Hoping to reap some tax benefits by opening a hospital in Scottsdale, Ariz., the Mayo Clinic has touched off a legal battle by trying to persuade local authorities that its 11-year-old satellite clinic there also should be exempt from property taxes.
Mayo sued Maricopa County after it was turned down for an exemption last year. The lawsuit, which was filed in December, is scheduled for trial in August in state tax court in Phoenix.
It's another case on a growing list of legal challenges over whether not-for-profit healthcare providers do enough for their communities to avoid property taxes.
For the prestigious Mayo, whose home base is in Rochester, Minn., it's one more legal headache in Arizona.
Last month, a Mayo official confirmed that federal prosecutors in Phoenix are reviewing five years' worth of billing records from the Mayo clinics in Scottsdale, Rochester and Jacksonville, Fla. (June 22, p. 2). That inquiry concerns physician services at the three outpatient clinics, although the exact nature of the government's probe isn't clear.
In its property-tax lawsuit, Mayo is seeking an exemption for the 1997 tax year for its Scottsdale clinic, the land on which it sits and the medical equipment -- or personal property -- inside.

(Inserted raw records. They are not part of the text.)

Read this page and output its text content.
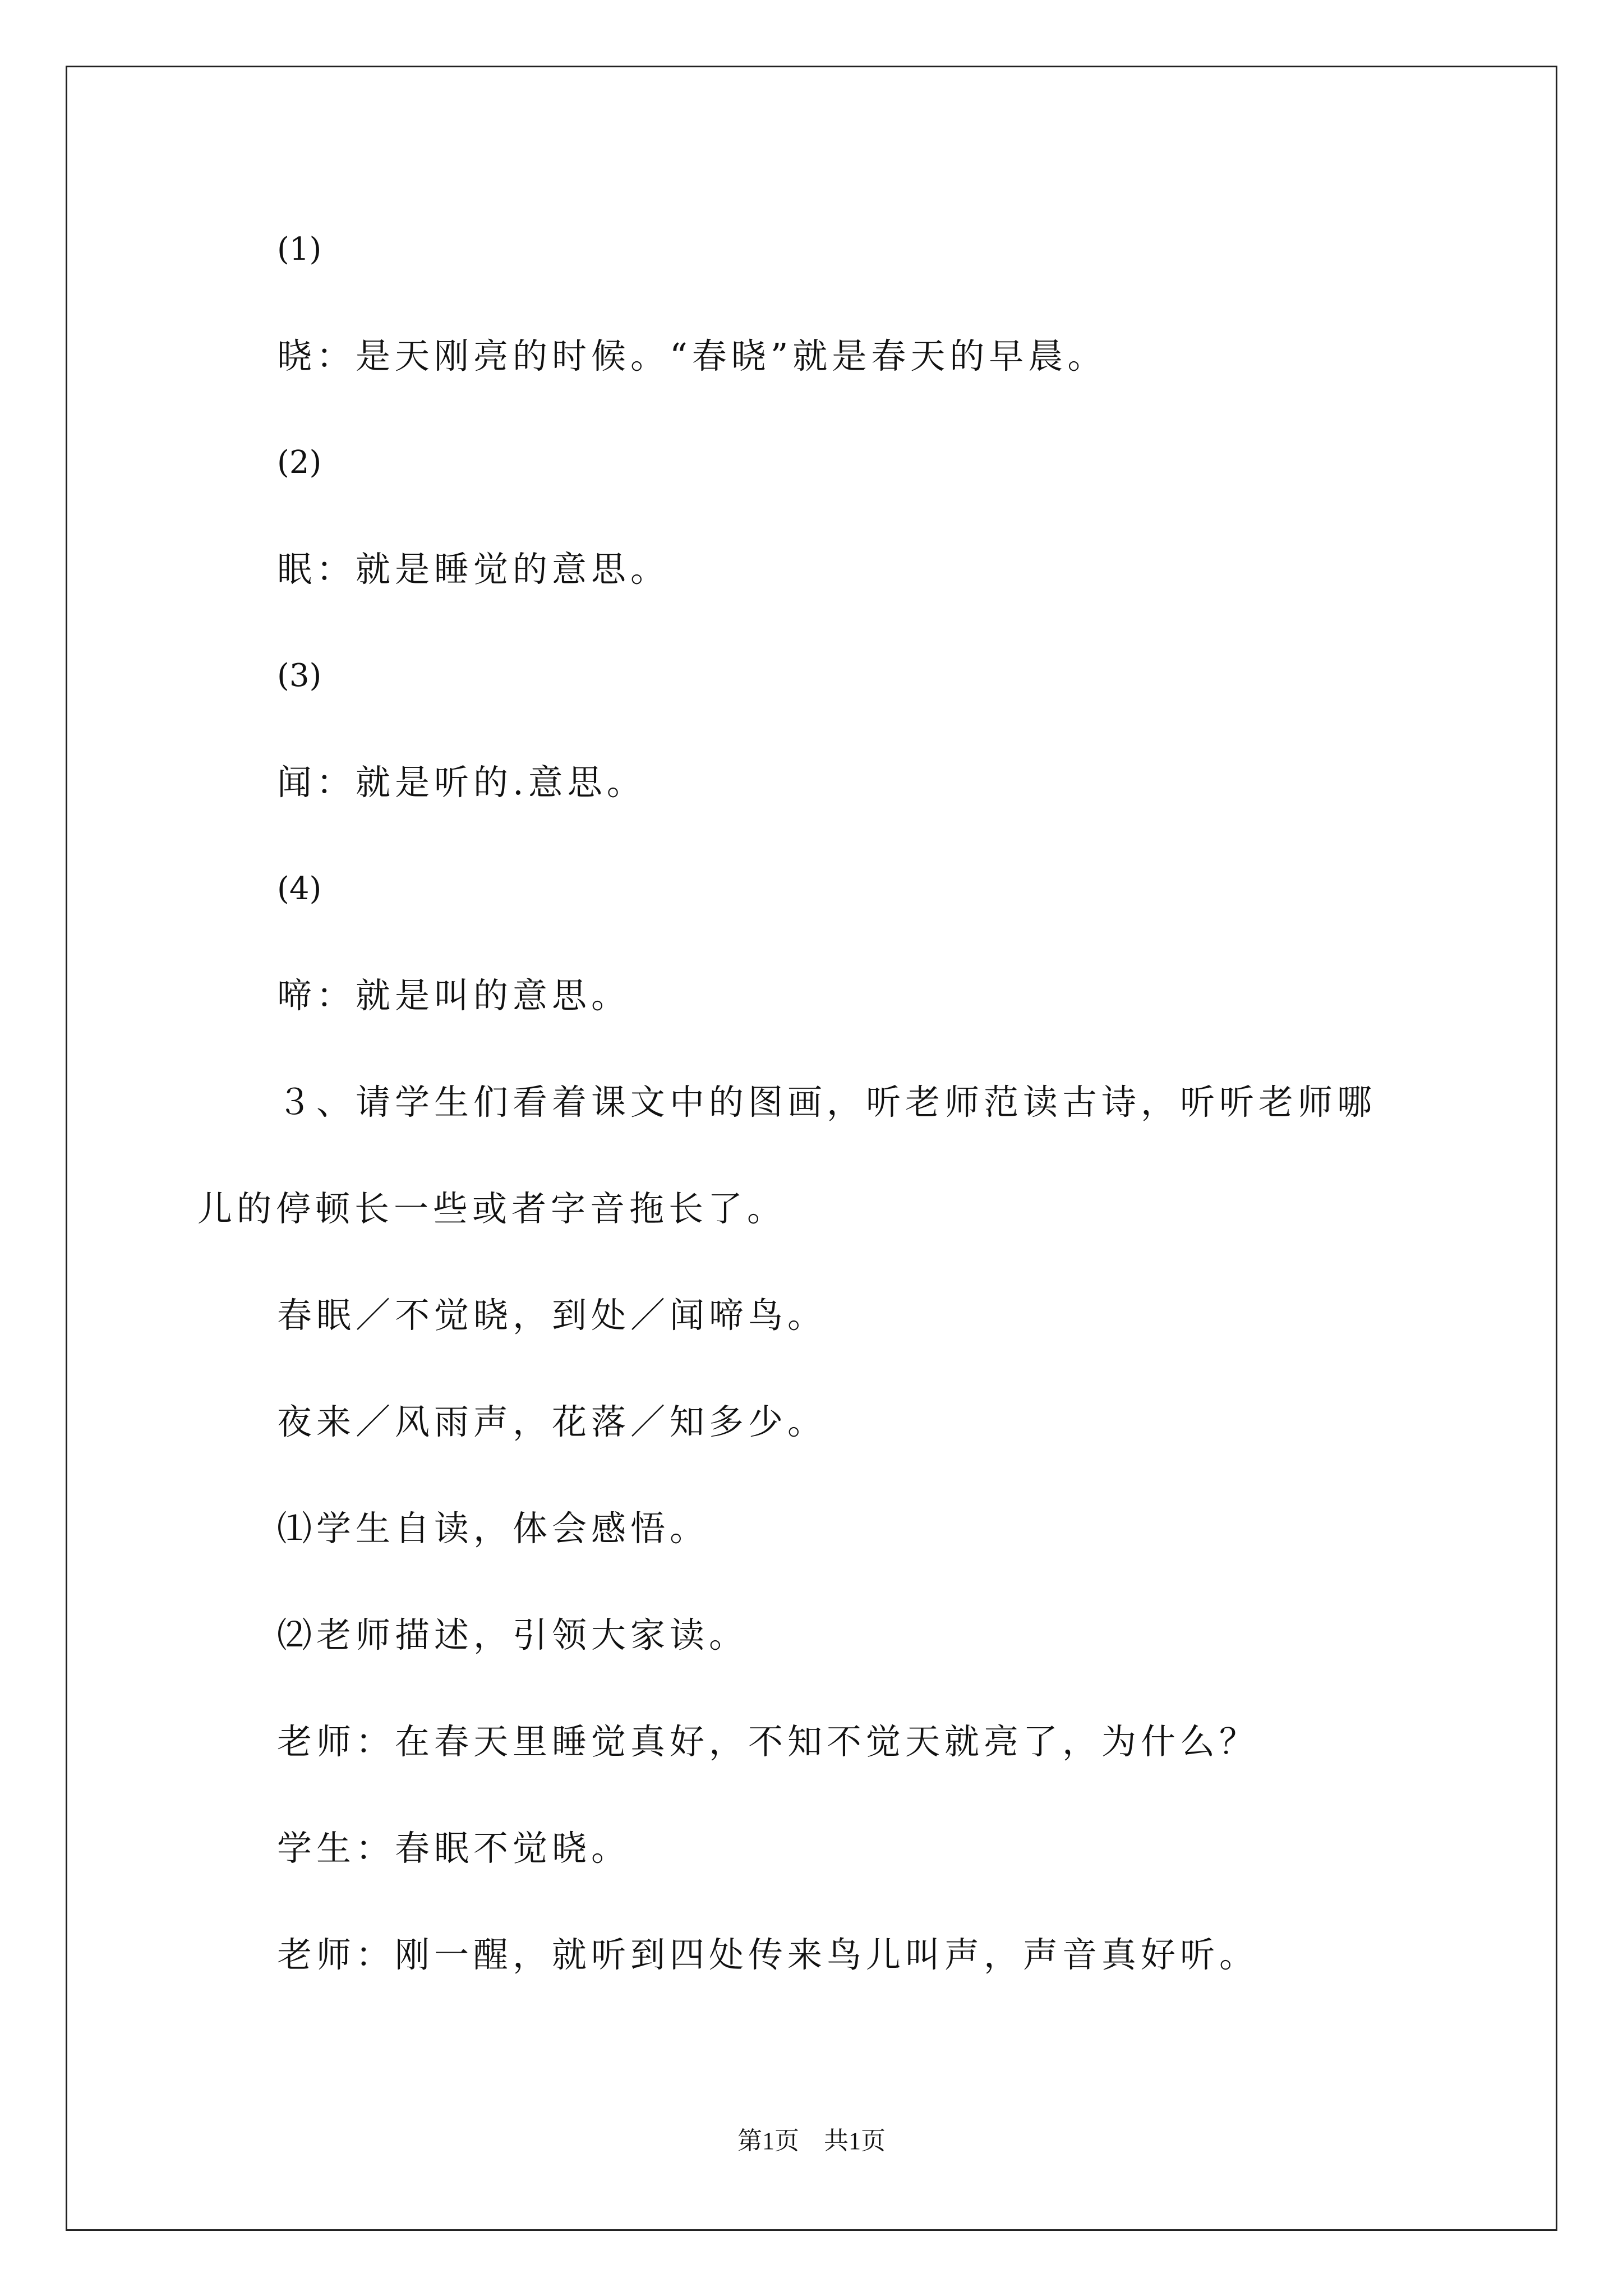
(1)
晓：是天刚亮的时候。“春晓”就是春天的早晨。
(2)
眠：就是睡觉的意思。
(3)
闻：就是听的.意思。
(4)
啼：就是叫的意思。
３、请学生们看着课文中的图画，听老师范读古诗，听听老师哪
儿的停顿长一些或者字音拖长了。
春眠／不觉晓，到处／闻啼鸟。
夜来／风雨声，花落／知多少。
⑴学生自读，体会感悟。
⑵老师描述，引领大家读。
老师：在春天里睡觉真好，不知不觉天就亮了，为什么？
学生：春眠不觉晓。
老师：刚一醒，就听到四处传来鸟儿叫声，声音真好听。
第1页　共1页
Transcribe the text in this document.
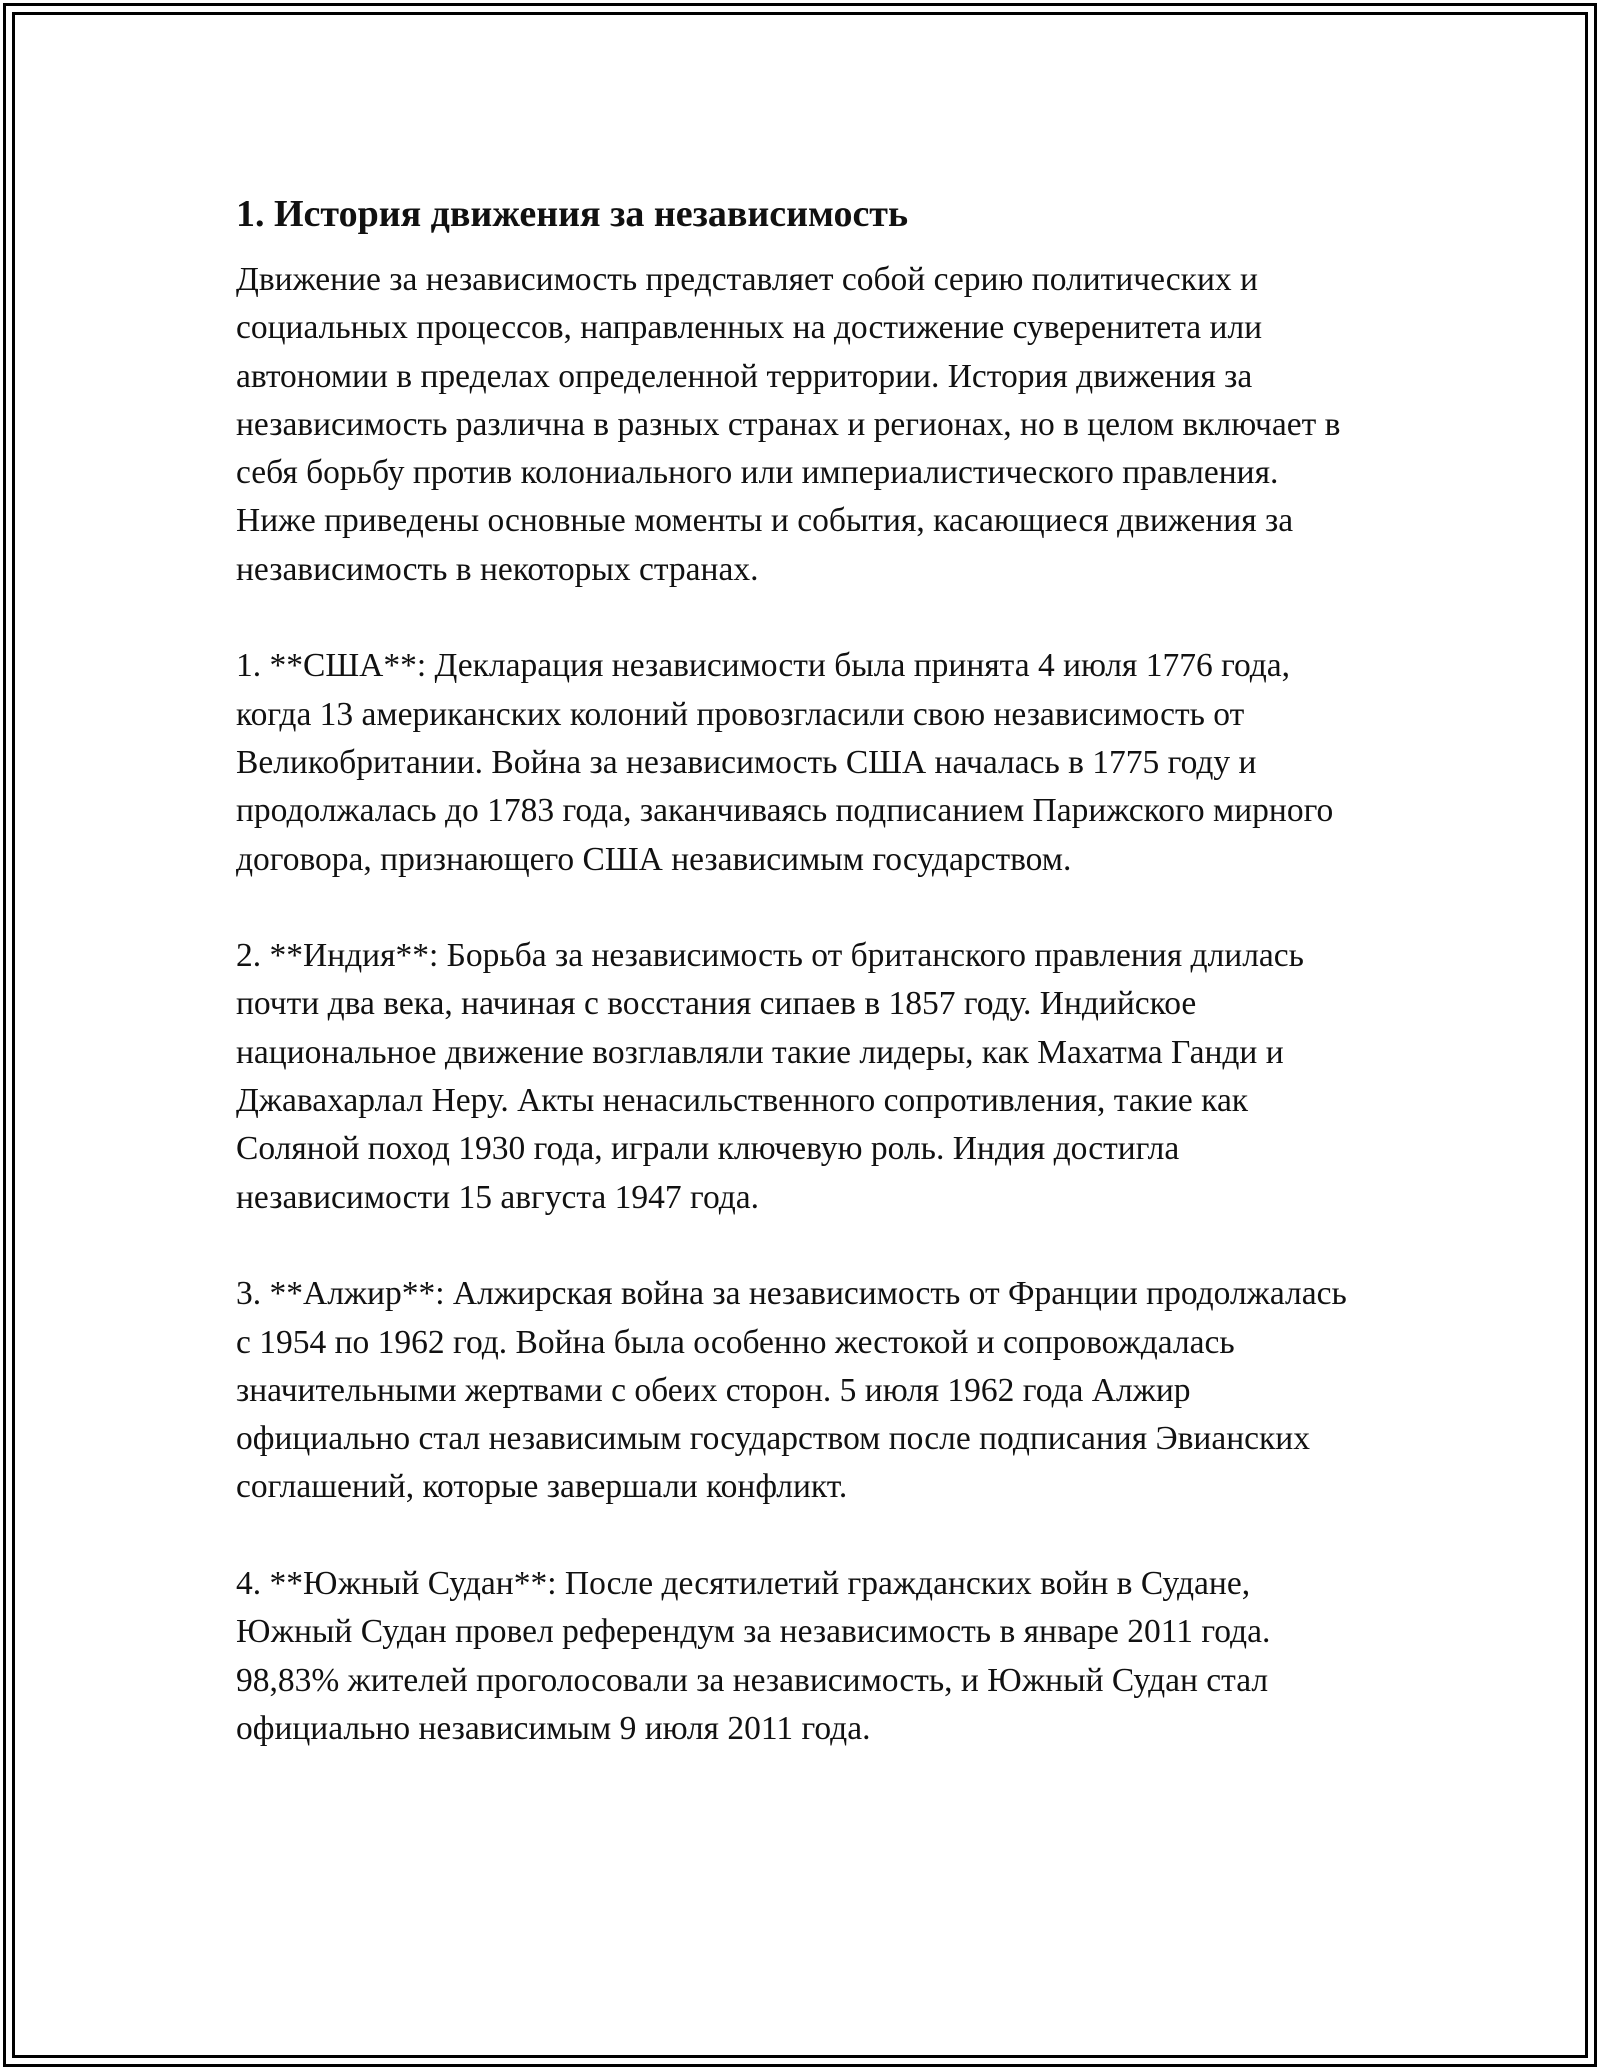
1. История движения за независимость

Движение за независимость представляет собой серию политических и социальных процессов, направленных на достижение суверенитета или автономии в пределах определенной территории. История движения за независимость различна в разных странах и регионах, но в целом включает в себя борьбу против колониального или империалистического правления. Ниже приведены основные моменты и события, касающиеся движения за независимость в некоторых странах.

1. **США**: Декларация независимости была принята 4 июля 1776 года, когда 13 американских колоний провозгласили свою независимость от Великобритании. Война за независимость США началась в 1775 году и продолжалась до 1783 года, заканчиваясь подписанием Парижского мирного договора, признающего США независимым государством.

2. **Индия**: Борьба за независимость от британского правления длилась почти два века, начиная с восстания сипаев в 1857 году. Индийское национальное движение возглавляли такие лидеры, как Махатма Ганди и Джавахарлал Неру. Акты ненасильственного сопротивления, такие как Соляной поход 1930 года, играли ключевую роль. Индия достигла независимости 15 августа 1947 года.

3. **Алжир**: Алжирская война за независимость от Франции продолжалась с 1954 по 1962 год. Война была особенно жестокой и сопровождалась значительными жертвами с обеих сторон. 5 июля 1962 года Алжир официально стал независимым государством после подписания Эвианских соглашений, которые завершали конфликт.

4. **Южный Судан**: После десятилетий гражданских войн в Судане, Южный Судан провел референдум за независимость в январе 2011 года. 98,83% жителей проголосовали за независимость, и Южный Судан стал официально независимым 9 июля 2011 года.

The main clinic building is almost 421,000 square feet.
Mayo is a not-for-profit corporation, but its Scottsdale Clinic, which opened in 1987, has been paying property taxes.
According to court documents, Mayo has argued it's entitled to an exemption because Arizona allows such exemptions for property that is used for education, to treat the "indigent or afflicted," or to provide medical care to people 62 years of age or older.
Mayo spokesman Chris Gade declined to discuss the pending litigation, except to say that "we believe the clinic property falls within the scope of that exemption."
Maricopa County, while acknowledging such exemptions exist, "does not thereby admit" that Mayo's property is exempt, according to a May 5 response attorneys for the county filed countering Mayo's lawsuit.
"If you're claiming an exemption, you've got to prove it really well," said Ian Macpherson, a contract attorney representing Maricopa County in the case.
According to the Duval County Property Appraisers Office in Jacksonville, Fla., the Mayo Clinic there is exempt from property taxes.
The Olmsted County Auditor Treasurers Office in Rochester, Minn., said the Mayo Clinic there also pays property taxes. Its 1998 bill will be at least $535,000.
Mayo's Gade said certain areas of the Rochester clinic campus are exempt from property taxes, such as its laboratories and medical school campus, where research and educational activities go on.
In its defense against Mayo's lawsuit, Macpherson said one of the things the county will be looking at is the demographics of the patients Mayo serves.
In its lawsuit, Mayo also named the Arizona Department of Revenue as a defendant.
Fred Kelly, chief deputy assessor for Maricopa County, said Mayo is on the property tax rolls. In 1997, the year for which Mayo is seeking an exemption, the clinic paid almost $1.5 million in property taxes.
Kelly speculated Mayo likely applied for a tax exemption last year because it is building a new hospital in Scottsdale. Typically, clinics associated with not-for-profit hospitals are afforded a property-tax exemption, he said.
But Mayo's new 178-bed hospital in affluent Scottsdale isn't open yet and isn't expected to be open until this fall.
The current property-tax challenge doesn't involve the new hospital, which likely will qualify for an exemption, Kelly said.